Les ventes aux bibliothèques représentent près de 10 % du marché du livre, et plus de 50 % des ventes aux collectivités, selon des sources concordantes. Des chiffres significatifs. Pourtant, selon leurs profils, les libraires ressentent diversement la baisse des budgets d’achat des bibliothèques.
Plus dépendantes de ces ventes que la moyenne de leurs confrères, les spécialisées jeunesse sont fortement concernées. Ainsi, Ariane Tapinos (Comptines, à Bordeaux) évoque une baisse sensible depuis deux ans, se traduisant notamment par une diminution du nombre d’exemplaires commandés d’un même titre. "Je crois aussi que si les bibliothécaires viennent moins en librairie, comme je le constate, c’est pour ne pas craquer et ne pas être tentés d’acheter !" Chez les généralistes, Isabelle Colin (Quai des mots, à Epinal) évoque aussi "une dégringolade". "Les budgets des bibliothèques ont été divisés par deux… et certains même par quatre, assure-t-elle. Alors que les sommes ne cessent de baisser, on nous demande d’être de plus en plus performants et de proposer des services supplémentaires. Cela finit par être démotivant."
Plus nuancé, Benoît Bougerol (La Maison du livre, à Rodez) observe surtout "un recul au niveau des bibliothèques rurales". Il précise : "C’est la somme des baisses de ces petits budgets que nous avons surtout ressentie. Le décrochage a été particulièrement sensible entre fin 2012 et début 2013." A l’inverse, peu touché par la diminution des budgets, ce qu’il attribue à une volonté régionale de garder une politique de lecture publique soutenue, Rémy Ehlinger (Coiffard, à Nantes) n’en constate pas moins une demande accrue de services, en particulier autour de la prise en charge d’animations : pour présenter la rentrée littéraire, faire venir des auteurs, accompagner les rencontres en bibliothèque par des ventes de livres… "C’est chronophage mais en même temps intéressant, car on noue de vrais partenariats et on montre notre dynamisme auprès du public des bibliothèques, souligne-t-il. C’est aussi pour ces dernières, qui ne peuvent pas utiliser de manière discriminante le critère de proximité, une manière de favoriser les acteurs locaux." Reste que certaines demandes de services apparaissent moins légitimes, comme la pose d’antivols ou de couvertures plastiques…
Concurrence
Dans ce contexte tendu, les libraires s’inquiètent surtout de la concurrence sur le marché des collectivités des grandes structures, capables de tout proposer… du moins sur le papier, comme la SFL, filiale de la Fnac, ou le libraire rhônalpin Decitre qui serait devenu, selon Renny Aupetit de la Générale du livre, le premier fournisseur de livres aux collectivités.

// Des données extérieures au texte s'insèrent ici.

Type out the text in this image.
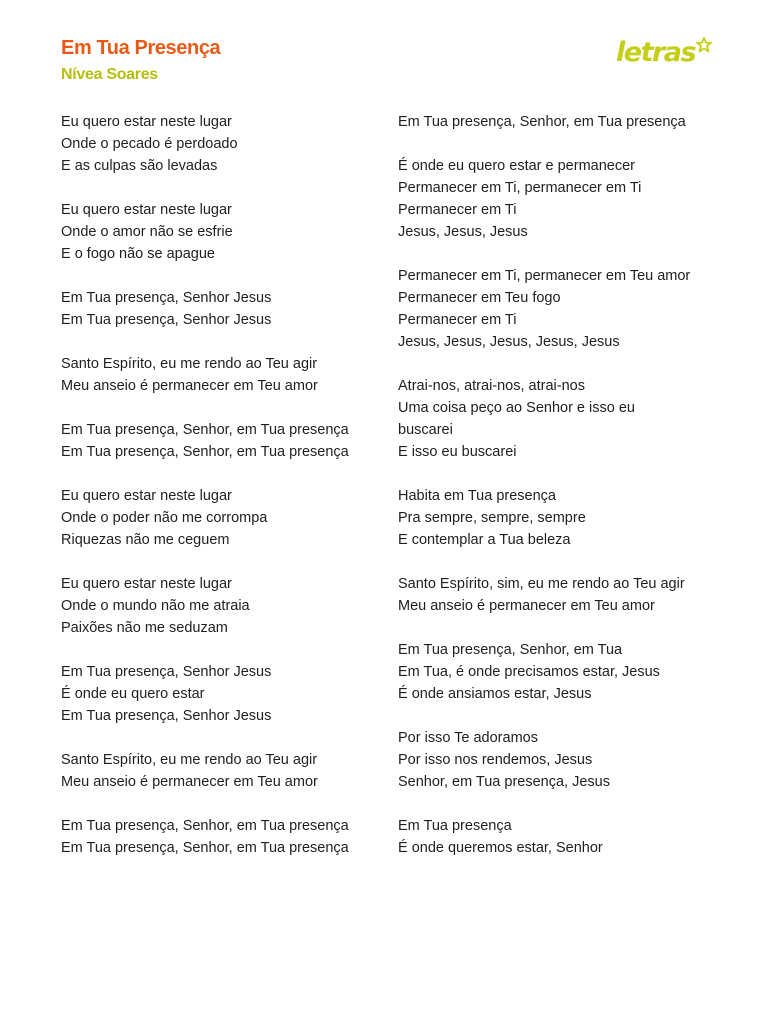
Em Tua Presença
Nívea Soares
letras
Eu quero estar neste lugar
Onde o pecado é perdoado
E as culpas são levadas
Eu quero estar neste lugar
Onde o amor não se esfrie
E o fogo não se apague
Em Tua presença, Senhor Jesus
Em Tua presença, Senhor Jesus
Santo Espírito, eu me rendo ao Teu agir
Meu anseio é permanecer em Teu amor
Em Tua presença, Senhor, em Tua presença
Em Tua presença, Senhor, em Tua presença
Eu quero estar neste lugar
Onde o poder não me corrompa
Riquezas não me ceguem
Eu quero estar neste lugar
Onde o mundo não me atraia
Paixões não me seduzam
Em Tua presença, Senhor Jesus
É onde eu quero estar
Em Tua presença, Senhor Jesus
Santo Espírito, eu me rendo ao Teu agir
Meu anseio é permanecer em Teu amor
Em Tua presença, Senhor, em Tua presença
Em Tua presença, Senhor, em Tua presença
Em Tua presença, Senhor, em Tua presença
É onde eu quero estar e permanecer
Permanecer em Ti, permanecer em Ti
Permanecer em Ti
Jesus, Jesus, Jesus
Permanecer em Ti, permanecer em Teu amor
Permanecer em Teu fogo
Permanecer em Ti
Jesus, Jesus, Jesus, Jesus, Jesus
Atrai-nos, atrai-nos, atrai-nos
Uma coisa peço ao Senhor e isso eu
buscarei
E isso eu buscarei
Habita em Tua presença
Pra sempre, sempre, sempre
E contemplar a Tua beleza
Santo Espírito, sim, eu me rendo ao Teu agir
Meu anseio é permanecer em Teu amor
Em Tua presença, Senhor, em Tua
Em Tua, é onde precisamos estar, Jesus
É onde ansiamos estar, Jesus
Por isso Te adoramos
Por isso nos rendemos, Jesus
Senhor, em Tua presença, Jesus
Em Tua presença
É onde queremos estar, Senhor
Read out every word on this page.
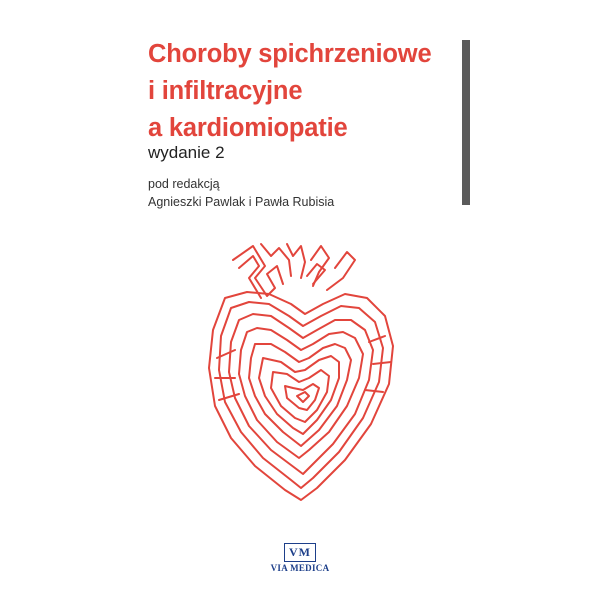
Choroby spichrzeniowe
i infiltracyjne
a kardiomiopatie
wydanie 2
pod redakcją
Agnieszki Pawlak i Pawła Rubisia
VM
VIA MEDICA
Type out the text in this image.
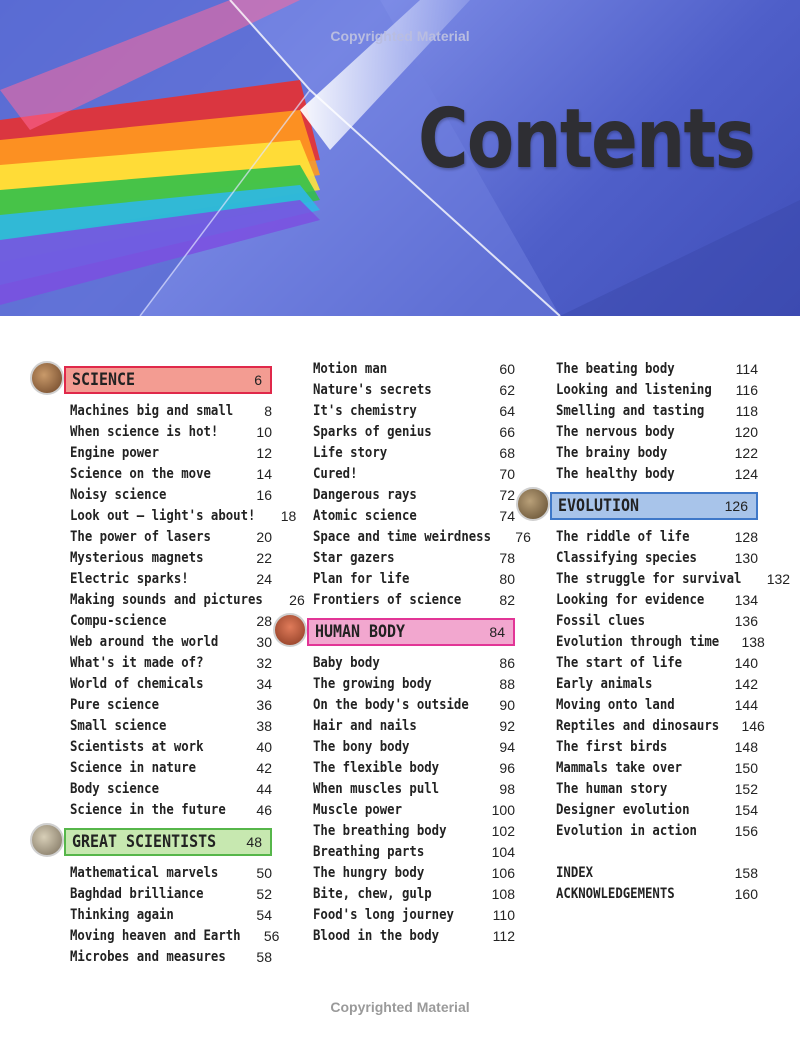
Copyrighted Material
Contents
SCIENCE	6
Machines big and small 8
When science is hot!	10
Engine power	12
Science on the move	14
Noisy science	16
Look out – light's about! 18
The power of lasers	20
Mysterious magnets	22
Electric sparks!	24
Making sounds and pictures 26
Compu-science	28
Web around the world	30
What's it made of?	32
World of chemicals	34
Pure science	36
Small science	38
Scientists at work	40
Science in nature	42
Body science	44
Science in the future 46
GREAT SCIENTISTS 48
Mathematical marvels	50
Baghdad brilliance	52
Thinking again	54
Moving heaven and Earth 56
Microbes and measures 58
Motion man	60
Nature's secrets	62
It's chemistry	64
Sparks of genius	66
Life story	68
Cured!	70
Dangerous rays	72
Atomic science	74
Space and time weirdness 76
Star gazers	78
Plan for life	80
Frontiers of science	82
HUMAN BODY	84
Baby body	86
The growing body	88
On the body's outside 90
Hair and nails	92
The bony body	94
The flexible body	96
When muscles pull	98
Muscle power	100
The breathing body	102
Breathing parts	104
The hungry body	106
Bite, chew, gulp	108
Food's long journey	110
Blood in the body	112
The beating body	114
Looking and listening 116
Smelling and tasting 118
The nervous body	120
The brainy body	122
The healthy body	124
EVOLUTION	126
The riddle of life	128
Classifying species	130
The struggle for survival 132
Looking for evidence 134
Fossil clues	136
Evolution through time 138
The start of life	140
Early animals	142
Moving onto land	144
Reptiles and dinosaurs 146
The first birds	148
Mammals take over	150
The human story	152
Designer evolution	154
Evolution in action	156
INDEX	158
ACKNOWLEDGEMENTS	160
Copyrighted Material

Le Syndicat de la librairie française (SLF) vient à ce propos de lancer un chantier de réflexion afin d’aider les libraires à mieux répondre aux appels d’offres mais aussi à sensibiliser les collectivités territoriales face aux enjeux que représentent les marchés publics pour certaines librairies locales.

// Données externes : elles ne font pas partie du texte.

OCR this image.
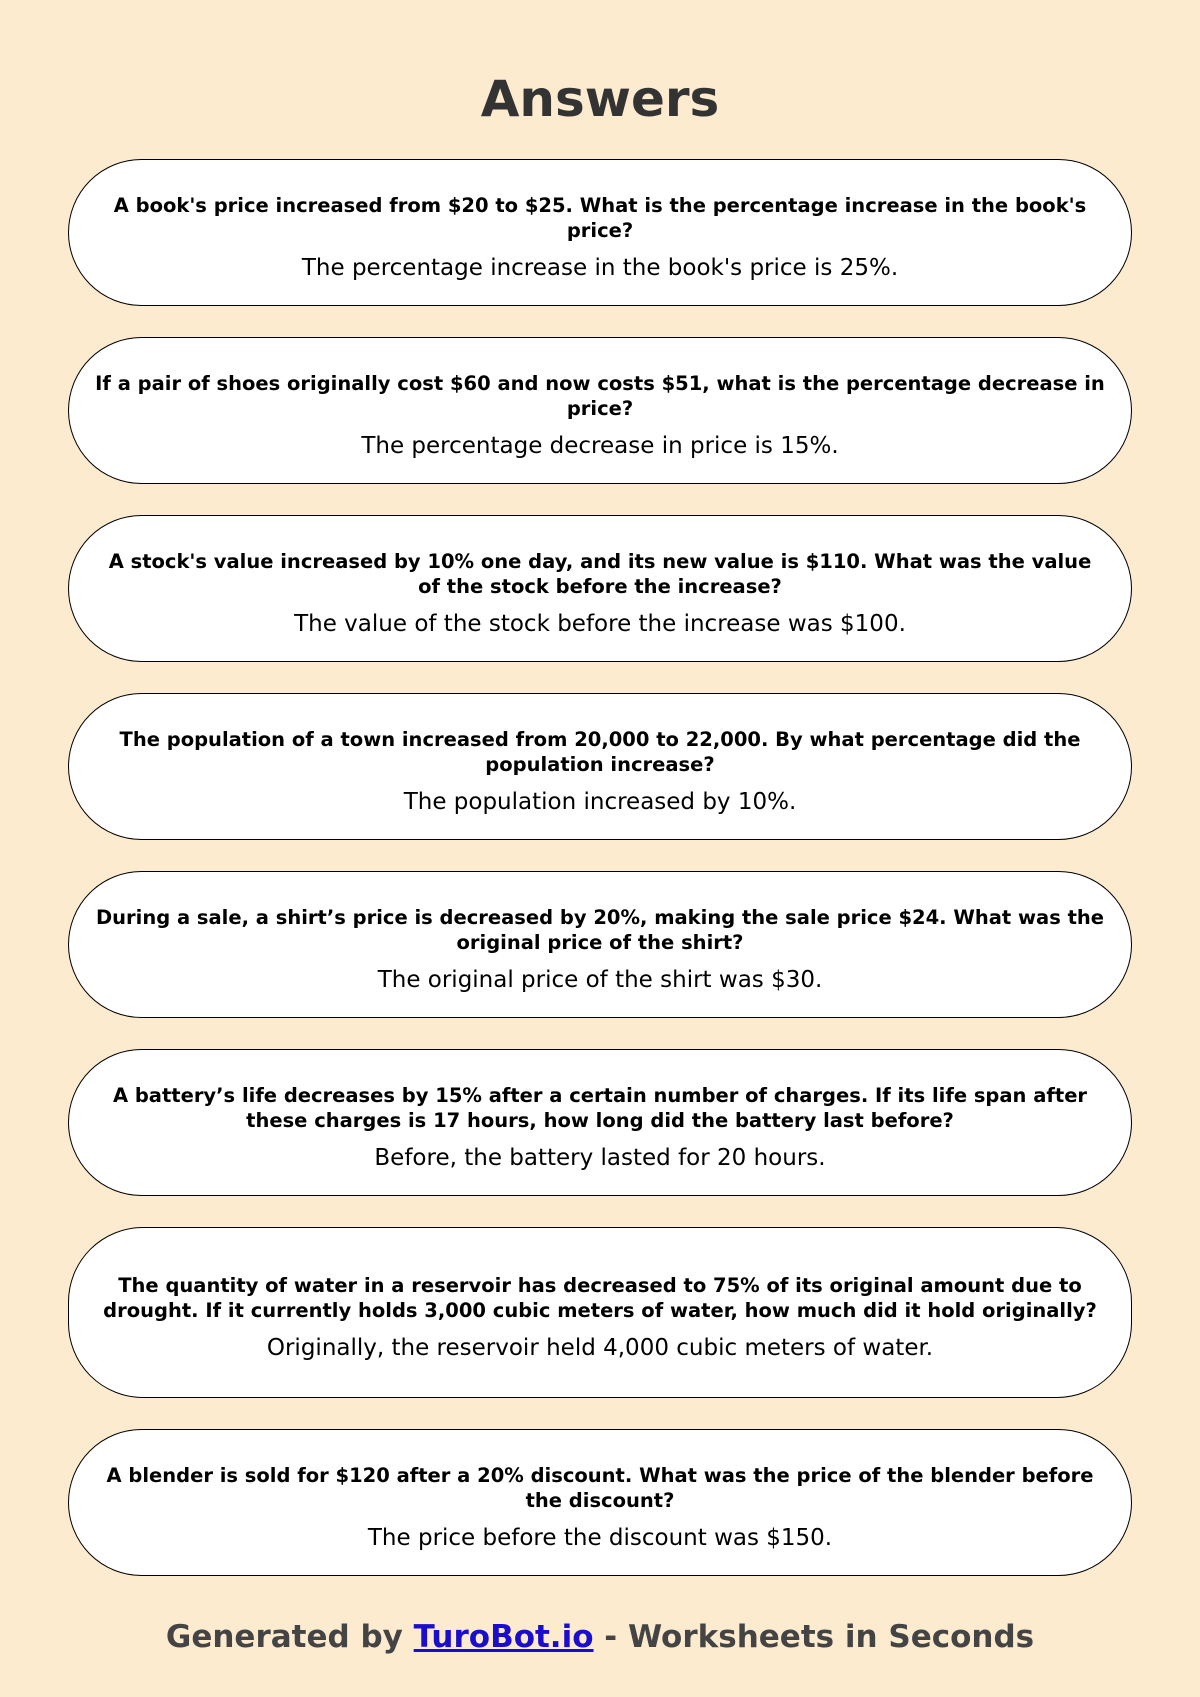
Answers

A book's price increased from $20 to $25. What is the percentage increase in the book's price?

The percentage increase in the book's price is 25%.

If a pair of shoes originally cost $60 and now costs $51, what is the percentage decrease in price?

The percentage decrease in price is 15%.

A stock's value increased by 10% one day, and its new value is $110. What was the value of the stock before the increase?

The value of the stock before the increase was $100.

The population of a town increased from 20,000 to 22,000. By what percentage did the population increase?

The population increased by 10%.

During a sale, a shirt’s price is decreased by 20%, making the sale price $24. What was the original price of the shirt?

The original price of the shirt was $30.

A battery’s life decreases by 15% after a certain number of charges. If its life span after these charges is 17 hours, how long did the battery last before?

Before, the battery lasted for 20 hours.

The quantity of water in a reservoir has decreased to 75% of its original amount due to drought. If it currently holds 3,000 cubic meters of water, how much did it hold originally?

Originally, the reservoir held 4,000 cubic meters of water.

A blender is sold for $120 after a 20% discount. What was the price of the blender before the discount?

The price before the discount was $150.

Generated by TuroBot.io - Worksheets in Seconds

Le moment est propice puisque en 2015 de nombreux contrats de bibliothèques de département et de région arrivent à échéance et doivent faire l’objet d’un renouvellement. Mais au-delà même du chiffre d’affaires qu’elles apportent, ces ventes sont aussi pour les libraires un moyen d’augmenter leurs achats auprès des éditeurs et par la suite d’améliorer leur remise globale et donc leur équilibre financier. Un enjeu majeur dans la profession. C. N.